How to Become a More Resilient Leader

How to Become a More Resilient Leader

April 24, 2024

In the last few years, as we have all adapted to unprecedented change in our professional and personal lives due to the global COVID pandemic, our resilience is being now tested more than ever.

If you’re in a role managing others, it’s important that you are demonstrating resilient leadership for your colleagues at work. A resilient leader is one who demonstrates the ability to see failures as minor setbacks, with the tenacity to bounce back quickly and turn challenges into opportunities.

In difficult times, your people are looking to you for support and courage; they’re looking for you to set the direction and build alignment and commitment.

If you practice resilient leadership, you’ll project a positive outlook that will help others maintain the emotional strength they need to commit to a shared vision, and the courage to move forward and overcome setbacks.

If the COVID era is testing your ability to bounce back, there are steps you can take to help you become a more resilient leader who can thrive. By modifying your thoughts and actions, you can change your views, habits, and responses towards more resilient leadership. Not only will that help to broaden your own outlook, but it will also inspire your team to become more adaptable and resilient, too.

A Framework for More Resilient Leadership

As noted in our white paper, we believe that building resilience is a whole-self endeavor, involving a leader’s body, thoughts, feelings, and behaviors. Our researchers developed the following framework for building resilient leadership.

4 Core Areas of Resilient Leadership

  • Physical resilience is the body’s capacity to respond to stressors with strength and stamina, as well as recover from injury.
  • Mental resilience is the ability to maintain or regain cognitive capacities that risk degradation and to allow creativity to emerge.
  • Emotional resilience centers on understanding, appreciating, and regulating emotions, and consciously choosing feelings and responses, rather than simply automatically reacting to the environment.
  • Social resilience reflects an individual’s capacity to work with others to endure and recover from stressors.
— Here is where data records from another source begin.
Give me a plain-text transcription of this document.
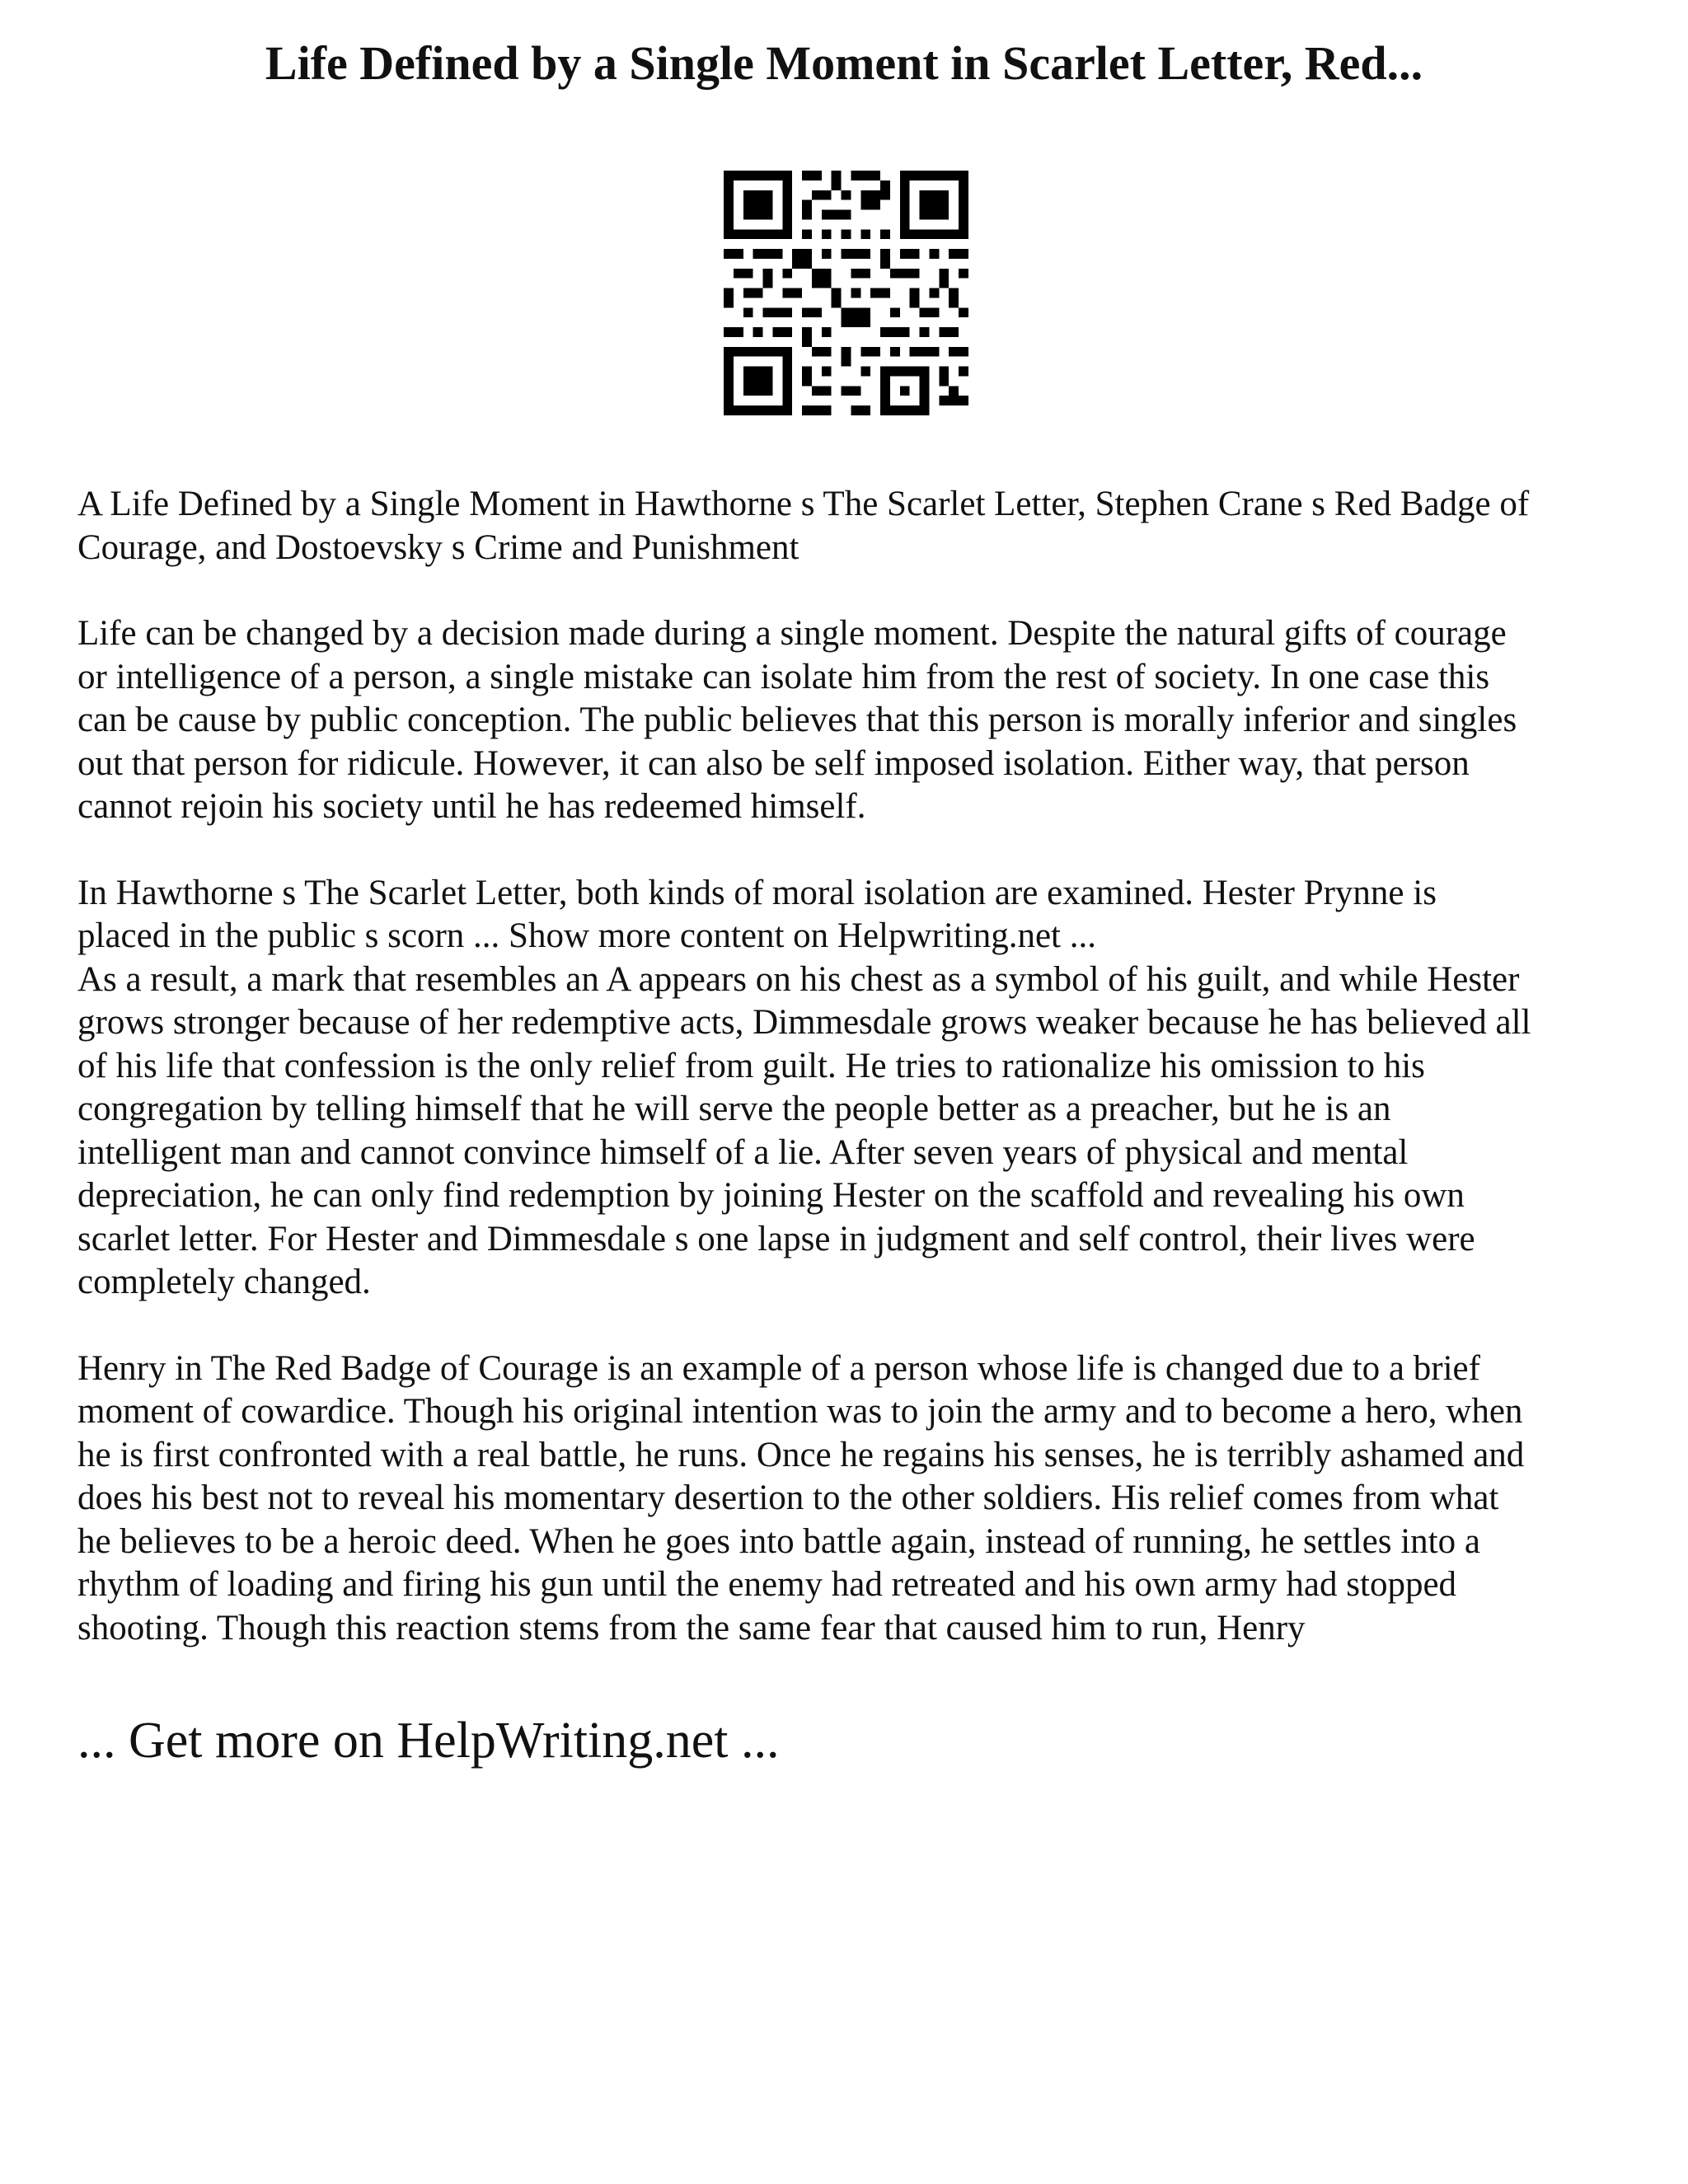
Life Defined by a Single Moment in Scarlet Letter, Red...

A Life Defined by a Single Moment in Hawthorne s The Scarlet Letter, Stephen Crane s Red Badge of
Courage, and Dostoevsky s Crime and Punishment

Life can be changed by a decision made during a single moment. Despite the natural gifts of courage
or intelligence of a person, a single mistake can isolate him from the rest of society. In one case this
can be cause by public conception. The public believes that this person is morally inferior and singles
out that person for ridicule. However, it can also be self imposed isolation. Either way, that person
cannot rejoin his society until he has redeemed himself.

In Hawthorne s The Scarlet Letter, both kinds of moral isolation are examined. Hester Prynne is
placed in the public s scorn ... Show more content on Helpwriting.net ...

As a result, a mark that resembles an A appears on his chest as a symbol of his guilt, and while Hester
grows stronger because of her redemptive acts, Dimmesdale grows weaker because he has believed all
of his life that confession is the only relief from guilt. He tries to rationalize his omission to his
congregation by telling himself that he will serve the people better as a preacher, but he is an
intelligent man and cannot convince himself of a lie. After seven years of physical and mental
depreciation, he can only find redemption by joining Hester on the scaffold and revealing his own
scarlet letter. For Hester and Dimmesdale s one lapse in judgment and self control, their lives were
completely changed.

Henry in The Red Badge of Courage is an example of a person whose life is changed due to a brief
moment of cowardice. Though his original intention was to join the army and to become a hero, when
he is first confronted with a real battle, he runs. Once he regains his senses, he is terribly ashamed and
does his best not to reveal his momentary desertion to the other soldiers. His relief comes from what
he believes to be a heroic deed. When he goes into battle again, instead of running, he settles into a
rhythm of loading and firing his gun until the enemy had retreated and his own army had stopped
shooting. Though this reaction stems from the same fear that caused him to run, Henry

... Get more on HelpWriting.net ...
Each of these 4 areas is vital to helping a leader respond to challenging situations and each contributes to an individual’s sense of flourishing, life satisfaction, and wellbeing. It’s important to note that these 4 areas are interwoven, overlapping, and mutually reinforcing — and resilient leadership itself is in the center, strengthened and reinforced by each area.

Infographic: 8 Practices for More Resilient Leadership

8 Practices for Resilient Leadership

To become a more resilient leader and grow in each of the 4 core areas, focus on the following 8 resilient leadership practices:

1. Increase Physical Activity.

In addition to lowering your blood pressure and cholesterol, we know that regular exercise improves your ability to process stress and simultaneously makes your leadership more resilient and effective. Learn more about how exercise is linked to leadership effectiveness.

2. Get Enough Sleep.

Detaching from work and making time for the recommended 7-8 hours of sleep each night is scientifically proven to strengthen resilient leadership. Learn more about how sleep makes you a stronger leader.

3. Boost Mindfulness.

Whether you’re celebrating success or enduring hardship, make time for mindfulness. Mindfulness fosters learning, new perspectives, and a degree of self-awareness that can enhance your resilience and build resilient leadership.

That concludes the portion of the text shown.